September 10, 2010|Ty Burr, Globe Staff

“9500 Liberty,’’ a documentary about the recent bitter struggle over illegal immigration in Virginia’s Prince William County could be studied in film classes as a model of advocacy journalism. Filmmakers Annabel Park and Eric Byler are obviously on one side of the debate, but they give the other side its say, try to understand where these people are coming from, and watch as their opponents hang themselves with their own ropes. When Park and Byler briefly become part of the story — they posted sections of the film-in-progress on YouTube — they acknowledge as much and move on.

Best of all, they recognize and show us the bigger drama unfolding here. “9500 Liberty’’ is not just about the clash of immigrant Hispanics and white nativists, but about what happens when a community’s civic machinery is hijacked by ideologues and extremists — and what exactly it takes for the silent center to push back.

The film additionally makes very clear how few people you need to start a mob. In Prince William County in 2007, it took two: a rabble-rousing right-wing blogger named Greg Letiecq and Corey Stewart, the grandstanding chairman of the Board of County Supervisors. After Letiecq demonized illegals in particular and Hispanics in general on his website, Stewart capitalized on the panic to push through a controversial Probable Cause Mandate, requiring police to stop and question anyone they had “probable cause’’ to suspect was an undocumented immigrant.

“9500 Liberty’’ captures the impassioned town hall debate leading up to the vote, and the fear that animates the pro-mandate citizens is heartbreakingly apparent. They tremble as they describe a coming tidal wave of criminal brown people washing over them and destroying their schools and hospitals (no matter that the crime-rate has actually plummeted in the previous decade).

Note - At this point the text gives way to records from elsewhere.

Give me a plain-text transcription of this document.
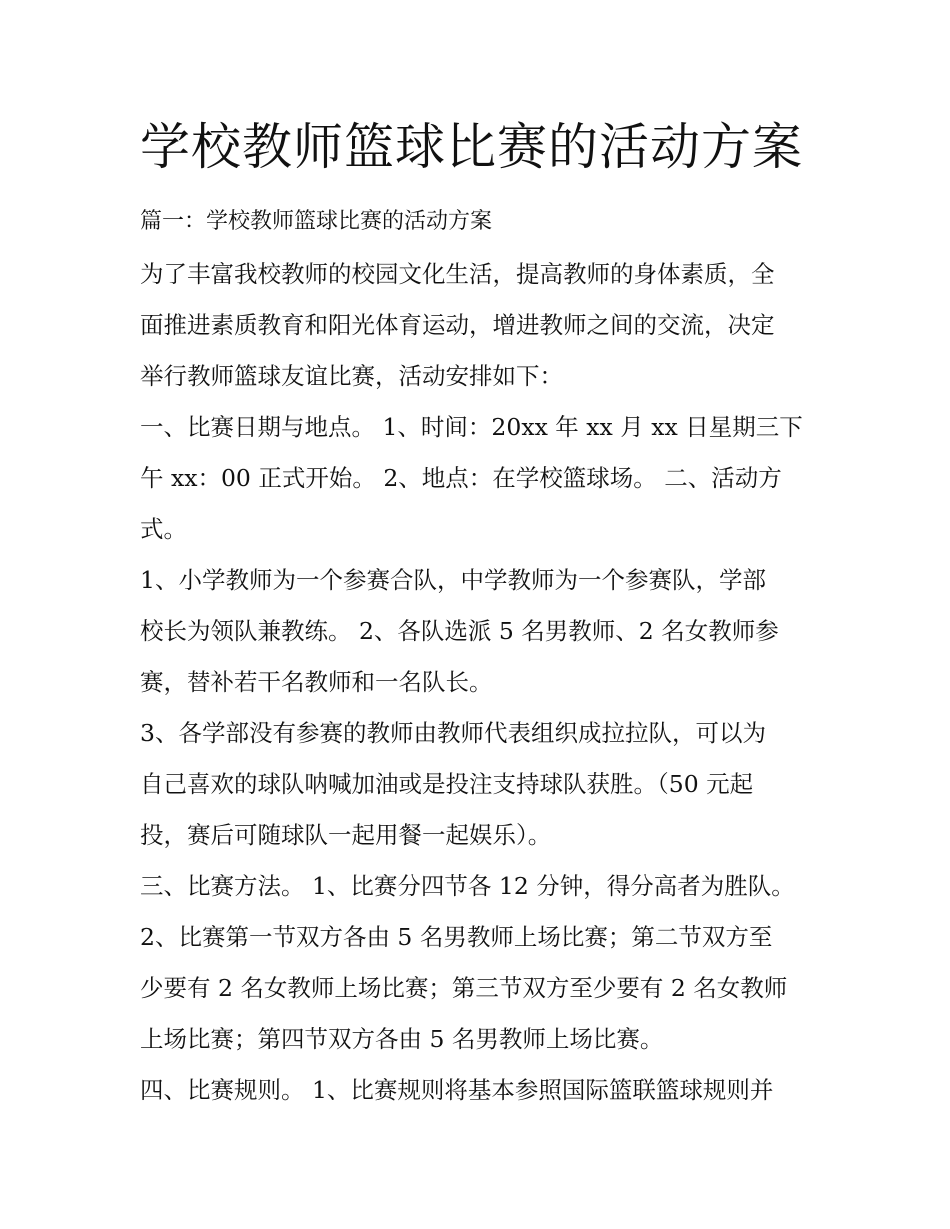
学校教师篮球比赛的活动方案

篇一：学校教师篮球比赛的活动方案

为了丰富我校教师的校园文化生活，提高教师的身体素质，全

面推进素质教育和阳光体育运动，增进教师之间的交流，决定

举行教师篮球友谊比赛，活动安排如下：

一、比赛日期与地点。 1、时间：20xx 年 xx 月 xx 日星期三下

午 xx：00 正式开始。 2、地点：在学校篮球场。 二、活动方

式。

1、小学教师为一个参赛合队，中学教师为一个参赛队，学部

校长为领队兼教练。 2、各队选派 5 名男教师、2 名女教师参

赛，替补若干名教师和一名队长。

3、各学部没有参赛的教师由教师代表组织成拉拉队，可以为

自己喜欢的球队呐喊加油或是投注支持球队获胜。（50 元起

投，赛后可随球队一起用餐一起娱乐）。

三、比赛方法。 1、比赛分四节各 12 分钟，得分高者为胜队。

2、比赛第一节双方各由 5 名男教师上场比赛；第二节双方至

少要有 2 名女教师上场比赛；第三节双方至少要有 2 名女教师

上场比赛；第四节双方各由 5 名男教师上场比赛。

四、比赛规则。 1、比赛规则将基本参照国际篮联篮球规则并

They want us to know that the 9/11 terrorists were illegals; you do the math.

“9500 Liberty’’ understands that what moves these people is the idealized America they see vanishing before their eyes, one in which everyone looks and talks like them. Stated reasons for “probable cause’’ include speaking Spanish, playing Latin music, owning a chicken, and growing corn.

The movie also understands the melting pot that America actually is and always has been (since we kicked the Indians aside, anyway). The filmmakers follow the resistance of the legal immigrant community — the title comes from the street address of a huge anti-mandate banner mounted by Gaudencio Fernandez, a US citizen since the 1980s — and charts the growing realization of many that, legal or not, they’d best move elsewhere if they don’t want to be stopped by the cops every day.